Cyclic steaming is usually used on sandstone oil reservoirs, which allow fluids to flow relatively well (as long as the fluids are not too viscous!)

Hydraulic Fracturing is often used when the oil reservoir is very impermeable (meaning the pore spaces in which the oil resides are not connected, and thus the oil cannot flow to the production well). In these rocks, the oil need not be heavy, but the impermeability of the rock is what limits its ability to flow. In these cases, the production company drills a well into the oil reservoir, then pumps a large volume of dense fracking fluid and sand into the well under extremely high pressure. This pressure creates a network of fractures in the oil reservoir that increase its permeability, allowing the trapped oil to flow back into the well. Fracking is most common on reservoirs made of shale, which do not allow fluids to flow very well.

Both methods involve using fluids to 'stimulate' the well into production. However fracking involves actually breaking the rocks to release the oil, while cyclic steaming involves heating the oil up so that it can flow. So, it is rare for both methods to be applicable to the same oil field.

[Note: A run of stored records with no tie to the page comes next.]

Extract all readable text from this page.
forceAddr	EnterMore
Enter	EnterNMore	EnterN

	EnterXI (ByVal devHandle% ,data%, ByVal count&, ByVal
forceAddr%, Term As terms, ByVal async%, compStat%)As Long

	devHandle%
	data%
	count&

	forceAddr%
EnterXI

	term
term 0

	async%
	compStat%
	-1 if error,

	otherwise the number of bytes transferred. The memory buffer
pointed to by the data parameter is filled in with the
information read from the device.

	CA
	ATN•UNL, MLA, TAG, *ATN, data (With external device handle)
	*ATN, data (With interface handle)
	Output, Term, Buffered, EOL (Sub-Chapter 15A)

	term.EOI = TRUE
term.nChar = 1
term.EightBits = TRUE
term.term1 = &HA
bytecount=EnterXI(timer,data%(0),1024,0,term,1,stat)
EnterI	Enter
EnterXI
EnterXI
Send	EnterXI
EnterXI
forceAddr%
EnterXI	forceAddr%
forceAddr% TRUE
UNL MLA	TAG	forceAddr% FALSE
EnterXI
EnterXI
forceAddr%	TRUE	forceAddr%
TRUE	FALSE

Both methods are carried out carefully, so that only the rock interval containing the oil will be affected by the fracking fluids or the steam. Usually a regulatory agency monitors the drilling of the well and the fracking/steaming process to make sure the injected fluids are going where they should be going. However, not every well is perfect and sometimes wells have to be shut down for leaking steam or fracking fluid into the wrong rock layers. Both methods are also very energy-intensive. In order to generate enough steam to heat up an oil body, an enormous amount of natural gas is burnt...so we end up using a lot of energy to create energy. Also, the water that gets converted to steam must come from somewhere. Steaming means a lot of water comes up with the oil, and that contaminated water must be re-injected into the reservoir to dispose of it. Not a very efficient way to make oil, so the only reason it works is because the price of oil is so high! When the price drops, cyclic steaming will slow down considerably.

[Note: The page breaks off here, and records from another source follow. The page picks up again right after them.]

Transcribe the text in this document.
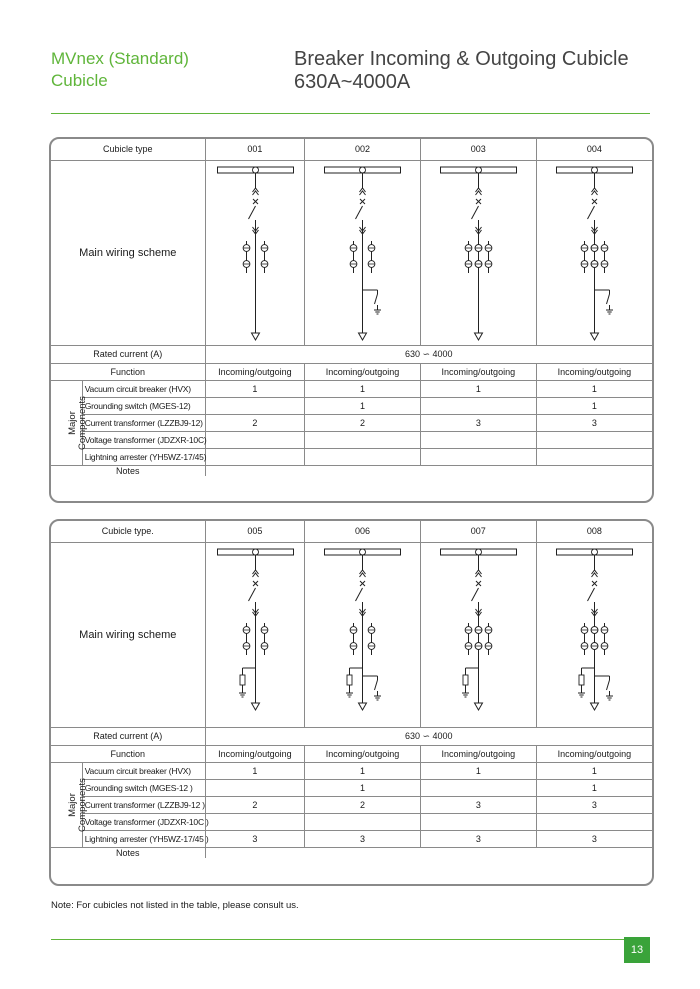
MVnex (Standard)
Cubicle
Breaker Incoming & Outgoing Cubicle
630A~4000A
Cubicle type		001	002	003	004
Main wiring scheme	

Rated current (A)		630 ∽ 4000			
Function		Incoming/outgoing	Incoming/outgoing	Incoming/outgoing	Incoming/outgoing
Major
Components	Vacuum circuit breaker (HVX)	1	1	1	1
	Grounding switch (MGES-12)		1		1
	Current transformer (LZZBJ9-12)	2	2	3	3
	Voltage transformer (JDZXR-10C)				
	Lightning arrester (YH5WZ-17/45)				
Notes					
Cubicle type.		005	006	007	008
Main wiring scheme	

Rated current (A)		630 ∽ 4000			
Function		Incoming/outgoing	Incoming/outgoing	Incoming/outgoing	Incoming/outgoing
Major
Components	Vacuum circuit breaker (HVX)	1	1	1	1
	Grounding switch (MGES-12 )		1		1
	Current transformer (LZZBJ9-12 )	2	2	3	3
	Voltage transformer (JDZXR-10C )				
	Lightning arrester (YH5WZ-17/45 )	3	3	3	3
Notes					
Note: For cubicles not listed in the table, please consult us.
13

Fracking requires a larger initial investment, but is likely to be more efficient over the long run (as long as the geologists and engineers have done their homework!)

Hope that helps,

Answer 3:

This problem is complicated because your question is really an engineering geology question, which means that I, despite being a geologist (specifically, a paleontologist), do not really understand the differences between them well enough to answer your question. Both involve breaking up rock and then inputting something to prevent subsidence after extraction, but the environmental consequences of each are going to vary depending on the circumstances, whether it's on land or in the ocean, and possibly on the character of the oil reservoir as well.

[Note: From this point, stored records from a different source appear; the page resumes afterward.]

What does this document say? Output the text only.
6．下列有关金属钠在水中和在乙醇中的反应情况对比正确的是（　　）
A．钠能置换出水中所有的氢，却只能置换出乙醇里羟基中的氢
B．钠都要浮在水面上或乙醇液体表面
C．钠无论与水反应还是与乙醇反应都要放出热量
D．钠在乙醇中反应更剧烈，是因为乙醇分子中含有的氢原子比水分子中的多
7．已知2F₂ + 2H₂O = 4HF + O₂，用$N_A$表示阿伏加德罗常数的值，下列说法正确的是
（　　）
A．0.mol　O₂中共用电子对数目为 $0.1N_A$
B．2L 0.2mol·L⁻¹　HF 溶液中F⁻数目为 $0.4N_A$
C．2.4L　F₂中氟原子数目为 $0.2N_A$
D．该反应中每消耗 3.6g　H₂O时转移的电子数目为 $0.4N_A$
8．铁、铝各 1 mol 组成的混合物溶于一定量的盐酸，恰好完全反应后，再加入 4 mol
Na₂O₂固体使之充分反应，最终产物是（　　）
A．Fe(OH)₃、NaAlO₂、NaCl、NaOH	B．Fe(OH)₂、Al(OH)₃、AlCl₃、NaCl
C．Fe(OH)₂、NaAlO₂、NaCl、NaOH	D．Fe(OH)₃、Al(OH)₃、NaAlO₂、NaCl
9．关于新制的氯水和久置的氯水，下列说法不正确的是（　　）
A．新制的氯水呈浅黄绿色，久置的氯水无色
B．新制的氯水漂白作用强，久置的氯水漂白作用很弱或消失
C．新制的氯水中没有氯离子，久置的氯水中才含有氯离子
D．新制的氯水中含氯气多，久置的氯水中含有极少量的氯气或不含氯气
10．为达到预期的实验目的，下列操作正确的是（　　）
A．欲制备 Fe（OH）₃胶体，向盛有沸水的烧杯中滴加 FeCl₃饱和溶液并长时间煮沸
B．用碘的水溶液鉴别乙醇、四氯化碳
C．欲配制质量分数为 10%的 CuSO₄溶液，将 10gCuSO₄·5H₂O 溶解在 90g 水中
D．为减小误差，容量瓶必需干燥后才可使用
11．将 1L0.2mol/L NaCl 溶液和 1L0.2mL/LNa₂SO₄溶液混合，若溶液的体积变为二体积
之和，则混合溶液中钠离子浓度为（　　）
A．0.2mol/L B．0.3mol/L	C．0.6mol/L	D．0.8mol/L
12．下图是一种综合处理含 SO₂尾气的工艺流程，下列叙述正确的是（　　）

It also depends a great deal on the quality of the engineering; drilling for oil is only very locally destructive from an ecological standpoint, unless something goes horribly wrong and you get an oil spill. Getting an oil spill of course is something that nobody wants, the oil companies least of all (ethical reasons aside, they're losing all of that valuable oil). I'll note that it's been several decades since the last oil spill in the Santa Barbara channel, which at least suggests that the quality of the engineering is fairly safe. That said, drilling oil is going to have global environmental effects as well, in the form of greenhouse emissions.

However, again, not being an engineering geologist or a marine biologist who studies the effect of oil drilling, I can't really comment on which is better and why, especially in this specific instance.